A call for inclusion of work-related diabetes distress in the spectrum of diabetes management: Results from a cross-sectional survey among working people with type 1 diabetes Academic Article uri icon

abstract

  • Diabetes distress captures a range of emotional responses and reactions to life with diabetes and is considered a part of the experience of managing diabetes and its treatment.

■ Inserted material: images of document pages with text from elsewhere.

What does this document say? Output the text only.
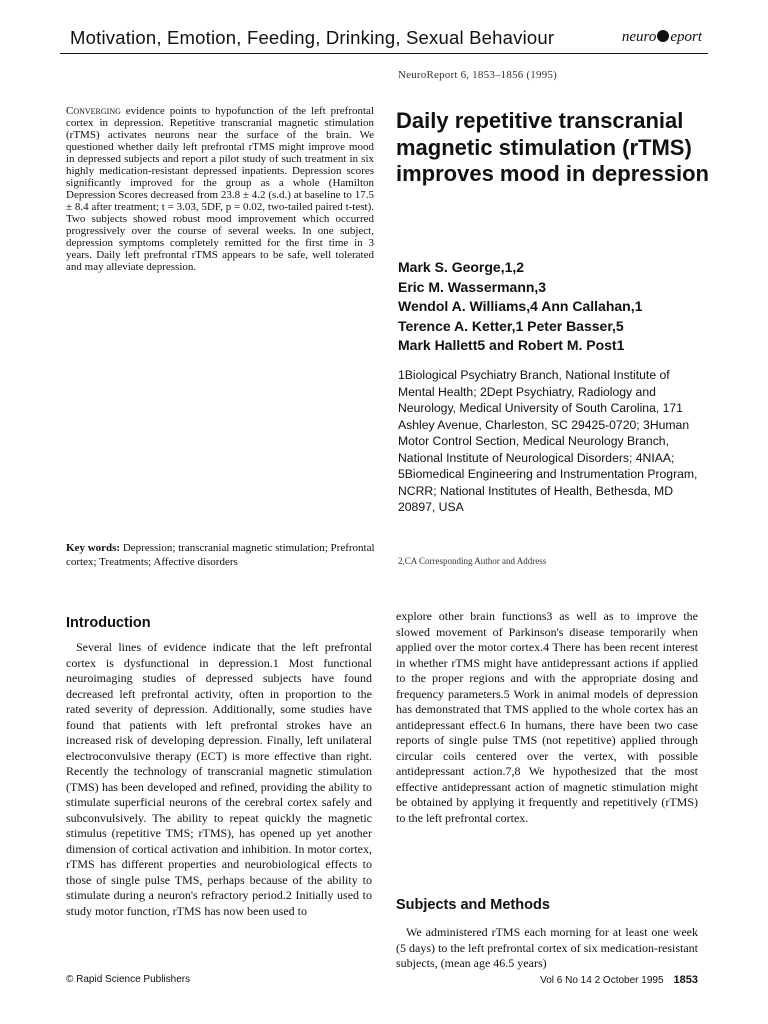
Motivation, Emotion, Feeding, Drinking, Sexual Behaviour	neuro eport
NeuroReport 6, 1853–1856 (1995)

Converging evidence points to hypofunction of the left prefrontal cortex in depression. Repetitive transcranial magnetic stimulation (rTMS) activates neurons near the surface of the brain. We questioned whether daily left prefrontal rTMS might improve mood in depressed subjects and report a pilot study of such treatment in six highly medication-resistant depressed inpatients. Depression scores significantly improved for the group as a whole (Hamilton Depression Scores decreased from 23.8 ± 4.2 (s.d.) at baseline to 17.5 ± 8.4 after treatment; t = 3.03, 5DF, p = 0.02, two-tailed paired t-test). Two subjects showed robust mood improvement which occurred progressively over the course of several weeks. In one subject, depression symptoms completely remitted for the first time in 3 years. Daily left prefrontal rTMS appears to be safe, well tolerated and may alleviate depression.

Daily repetitive transcranial magnetic stimulation (rTMS) improves mood in depression
Mark S. George,1,2
Eric M. Wassermann,3
Wendol A. Williams,4 Ann Callahan,1
Terence A. Ketter,1 Peter Basser,5
Mark Hallett5 and Robert M. Post1

1Biological Psychiatry Branch, National Institute of Mental Health; 2Dept Psychiatry, Radiology and Neurology, Medical University of South Carolina, 171 Ashley Avenue, Charleston, SC 29425-0720; 3Human Motor Control Section, Medical Neurology Branch, National Institute of Neurological Disorders; 4NIAA; 5Biomedical Engineering and Instrumentation Program, NCRR; National Institutes of Health, Bethesda, MD 20897, USA

Key words: Depression; transcranial magnetic stimulation; Prefrontal cortex; Treatments; Affective disorders	2,CA Corresponding Author and Address
Introduction

Several lines of evidence indicate that the left prefrontal cortex is dysfunctional in depression.1 Most functional neuroimaging studies of depressed subjects have found decreased left prefrontal activity, often in proportion to the rated severity of depression. Additionally, some studies have found that patients with left prefrontal strokes have an increased risk of developing depression. Finally, left unilateral electroconvulsive therapy (ECT) is more effective than right. Recently the technology of transcranial magnetic stimulation (TMS) has been developed and refined, providing the ability to stimulate superficial neurons of the cerebral cortex safely and subconvulsively. The ability to repeat quickly the magnetic stimulus (repetitive TMS; rTMS), has opened up yet another dimension of cortical activation and inhibition. In motor cortex, rTMS has different properties and neurobiological effects to those of single pulse TMS, perhaps because of the ability to stimulate during a neuron's refractory period.2 Initially used to study motor function, rTMS has now been used to

explore other brain functions3 as well as to improve the slowed movement of Parkinson's disease temporarily when applied over the motor cortex.4 There has been recent interest in whether rTMS might have antidepressant actions if applied to the proper regions and with the appropriate dosing and frequency parameters.5 Work in animal models of depression has demonstrated that TMS applied to the whole cortex has an antidepressant effect.6 In humans, there have been two case reports of single pulse TMS (not repetitive) applied through circular coils centered over the vertex, with possible antidepressant action.7,8 We hypothesized that the most effective antidepressant action of magnetic stimulation might be obtained by applying it frequently and repetitively (rTMS) to the left prefrontal cortex.

Subjects and Methods

We administered rTMS each morning for at least one week (5 days) to the left prefrontal cortex of six medication-resistant subjects, (mean age 46.5 years)

© Rapid Science Publishers	Vol 6 No 14 2 October 1995 1853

Given the importance of the social context of work life for people of working age we set out to explore whether work-related diabetes distress is a distinct and important dimension of diabetes-related emotional distress in working people with type 1 diabetes.A questionnaire with self-reported measures of psychosocial health and well-being at work was completed by 1126 working people with type 1 diabetes from a specialist diabetes clinic in Denmark. Work-related diabetes distress was assessed with two questions about worry and exhaustion related to reconciling work life and diabetes. Diabetes-related emotional distress was assessed with the Problem Areas in Diabetes scale (PAID-5), a short form version of the full PAID scale. We performed inter-item correlation analyses, exploratory factor analysis, and hierarchical multiple regression analyses.Inter-item correlations and exploratory factor analysis indicated that work-related diabetes distress was distinct from diabetes-related emotional distress. Further, work-related diabetes distress was found to be a unique contributor to work ability, quality of life, intentional hyperglycaemia at work, and absenteeism, after adjusting for covariates and diabetes-related emotional distress.The findings suggest that work-related diabetes distress captures an aspect of distress so far unaccounted for in workers with type 1 diabetes. Further studies are needed to strengthen the conceptual basis of work-related diabetes distress, explore its clinical usefulness and clarify its risk factors.